L’interview, donnée par le pape François dans plusieurs revues jésuites, a suscité un grand enthousiasme dans les médias et en même temps de nombreuses interrogations. Pour les lecteurs de Zenit, Mgr Tony Anatrella (photo ci-contre) met en perspective le discours du Saint-Père après avoir donné la semaine dernière quelques repères pour comprendre les propos de Mgr Parolin sur le célibat (cf. zenit du 16 septembre 2013).
Mgr Tony Anatrella est psychanalyste et spécialiste en psychiatrie sociale, consulteur des Conseils pontificaux pour la famille et pour la santé, membre de la Commission internationale d’enquête sur Medjugorje de la Congrégation pour la doctrine de la foi, il enseigne et consulte également à Paris.
Zenit : Quelles ont été vos premières réactions à l’interview du pape François ?
Mgr Tony Anatrella : Je ferai trois remarques.
1. Quelle est la nature de ce texte ? Il s’agit d’une interview et non pas d’une encyclique et encore moins d’une Instruction adressée à toute l’Église. Le Pape s’exprime librement sur divers sujets en soulignant l’importance de la miséricorde. Il se livre aussi personnellement comme pour mieux se faire connaître.
2. Les commentaires qui s’en sont suivis dans la presse viennent obscurcir et fausser le sens de sa parole. Le texte de 30 pages qu’il faut lire, est d’une grande richesse et aborde divers sujets concernant son histoire personnelle, son ministère ainsi que les écrits des théologiens, des philosophes et des romanciers, voire d’artistes qui l’ont intellectuellement nourri. Les médias n’ont retenu que quelques fragments de paragraphes qui vont dans le sens de l’air du temps. Ils recomposent ensuite un autre récit en oubliant l’essentiel du message. N’est-ce pas une manœuvre pour valider et justifier des situations qui ne devraient plus être considérées comme des problèmes dans la société actuelle ? Une fois encore on assiste à une manipulation du discours qui frôle la désinformation. Les propos du Pape ont subi le même sort que ceux de Mgr Parolin alors qu’ils sont des signes de contradiction.

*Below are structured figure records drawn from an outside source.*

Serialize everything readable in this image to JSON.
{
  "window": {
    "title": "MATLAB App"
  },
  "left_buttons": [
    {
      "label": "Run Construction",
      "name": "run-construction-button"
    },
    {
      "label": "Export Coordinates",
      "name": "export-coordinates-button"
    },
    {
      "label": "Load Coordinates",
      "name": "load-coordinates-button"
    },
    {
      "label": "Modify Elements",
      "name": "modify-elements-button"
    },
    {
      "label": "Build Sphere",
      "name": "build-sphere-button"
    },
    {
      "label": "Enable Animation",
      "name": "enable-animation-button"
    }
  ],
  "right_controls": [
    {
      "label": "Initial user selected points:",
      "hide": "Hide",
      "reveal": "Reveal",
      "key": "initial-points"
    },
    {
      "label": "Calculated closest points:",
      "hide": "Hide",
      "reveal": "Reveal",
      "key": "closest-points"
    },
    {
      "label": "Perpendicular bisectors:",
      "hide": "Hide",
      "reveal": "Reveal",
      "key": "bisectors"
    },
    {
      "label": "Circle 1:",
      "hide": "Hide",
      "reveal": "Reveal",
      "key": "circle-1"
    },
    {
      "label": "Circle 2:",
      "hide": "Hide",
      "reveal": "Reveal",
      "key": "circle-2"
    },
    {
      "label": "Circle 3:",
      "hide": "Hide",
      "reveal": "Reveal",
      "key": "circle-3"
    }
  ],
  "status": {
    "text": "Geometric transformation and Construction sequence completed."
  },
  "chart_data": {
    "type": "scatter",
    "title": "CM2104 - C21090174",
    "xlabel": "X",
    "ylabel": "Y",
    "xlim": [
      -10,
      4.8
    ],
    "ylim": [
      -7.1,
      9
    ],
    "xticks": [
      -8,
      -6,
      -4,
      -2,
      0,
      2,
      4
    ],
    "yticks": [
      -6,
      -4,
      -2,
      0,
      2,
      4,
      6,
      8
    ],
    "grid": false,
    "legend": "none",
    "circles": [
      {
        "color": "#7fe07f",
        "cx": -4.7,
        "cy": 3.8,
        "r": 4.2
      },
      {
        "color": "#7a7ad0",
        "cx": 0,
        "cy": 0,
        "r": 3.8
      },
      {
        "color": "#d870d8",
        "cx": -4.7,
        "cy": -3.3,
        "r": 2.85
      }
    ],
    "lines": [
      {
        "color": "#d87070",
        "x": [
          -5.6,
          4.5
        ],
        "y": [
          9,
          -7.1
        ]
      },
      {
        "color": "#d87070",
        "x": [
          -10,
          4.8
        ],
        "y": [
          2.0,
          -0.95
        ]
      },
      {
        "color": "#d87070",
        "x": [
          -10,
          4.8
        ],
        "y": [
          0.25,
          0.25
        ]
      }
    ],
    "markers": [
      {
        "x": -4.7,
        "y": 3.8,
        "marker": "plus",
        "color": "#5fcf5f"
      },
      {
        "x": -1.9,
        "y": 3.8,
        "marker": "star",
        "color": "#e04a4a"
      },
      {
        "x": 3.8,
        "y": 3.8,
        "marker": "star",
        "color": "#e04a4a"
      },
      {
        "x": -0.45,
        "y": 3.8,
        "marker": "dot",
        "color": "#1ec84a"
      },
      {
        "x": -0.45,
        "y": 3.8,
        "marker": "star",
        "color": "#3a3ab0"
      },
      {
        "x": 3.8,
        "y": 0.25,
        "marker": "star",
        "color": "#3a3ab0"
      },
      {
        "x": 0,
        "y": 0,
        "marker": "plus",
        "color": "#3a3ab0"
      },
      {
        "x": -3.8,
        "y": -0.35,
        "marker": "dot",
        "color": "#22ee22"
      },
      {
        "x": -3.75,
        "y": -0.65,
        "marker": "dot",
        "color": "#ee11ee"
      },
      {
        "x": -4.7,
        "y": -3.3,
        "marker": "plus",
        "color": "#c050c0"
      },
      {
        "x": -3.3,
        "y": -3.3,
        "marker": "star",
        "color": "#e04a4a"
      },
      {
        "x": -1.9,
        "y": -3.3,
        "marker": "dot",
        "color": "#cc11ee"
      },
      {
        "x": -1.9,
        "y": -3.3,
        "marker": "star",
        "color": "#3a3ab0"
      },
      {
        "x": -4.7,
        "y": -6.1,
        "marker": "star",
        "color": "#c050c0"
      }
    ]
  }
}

3. François insiste sur le fait qu’il est nécessaire de s’occuper des « blessés » et d’être attentif à leur besoin spirituel là où des médias ont fait croire que le Pape invitait à délaisser les « dogmes » pour s’intéresser aux personnes. En réalité, c’est une invitation à être proche de ceux qui veulent mieux connaître, aimer et suivre le Christ. François nous dit que l’esprit de magnanimité (être clément) part toujours de ce qui est petit plutôt que d’être contenu par le plus grand. « Ne pas être enfermé par le plus grand, mais être contenu par le plus petit, c’est cela qui est divin. J’ai beaucoup réfléchi sur cette phrase pour l’exercice du gouvernement en tant que supérieur : ne pas être limité par l’espace le plus grand, mais être en mesure de demeurer dans l’espace le plus limité. Cette vertu du grand et du petit, c’est ce que j’appelle la magnanimité À partir de l’espace où nous sommes, elle nous fait toujours regarder l’horizon. C’est faire les petites choses de tous les jours avec un cœur grand ouvert à Dieu et aux autres. C’est valoriser les petites choses à l’intérieur de grands horizons, ceux du Royaume de Dieu. »
Après divers bouleversements culturels qui ont entraîné des crises et des drames humains, voire des choix de vie en forme d’impasse sous le couvert de la libération des mœurs et du libéralisme économique, le Pape François en appelle à « la révolution de la grâce » et souligne que l’Église doit se faire chaleureuse et proche des blessés de la vie, et trouver des voies par lesquelles des hommes et des femmes ne se sentent pas abandonnés et puissent se reconnaître en Dieu.
Une fois de plus, des médias imaginent l’Église à l’image du monde alors que l’Église cherche à ressembler au Christ et à transmettre son message de vie puisqu’il est « la vie éternelle ».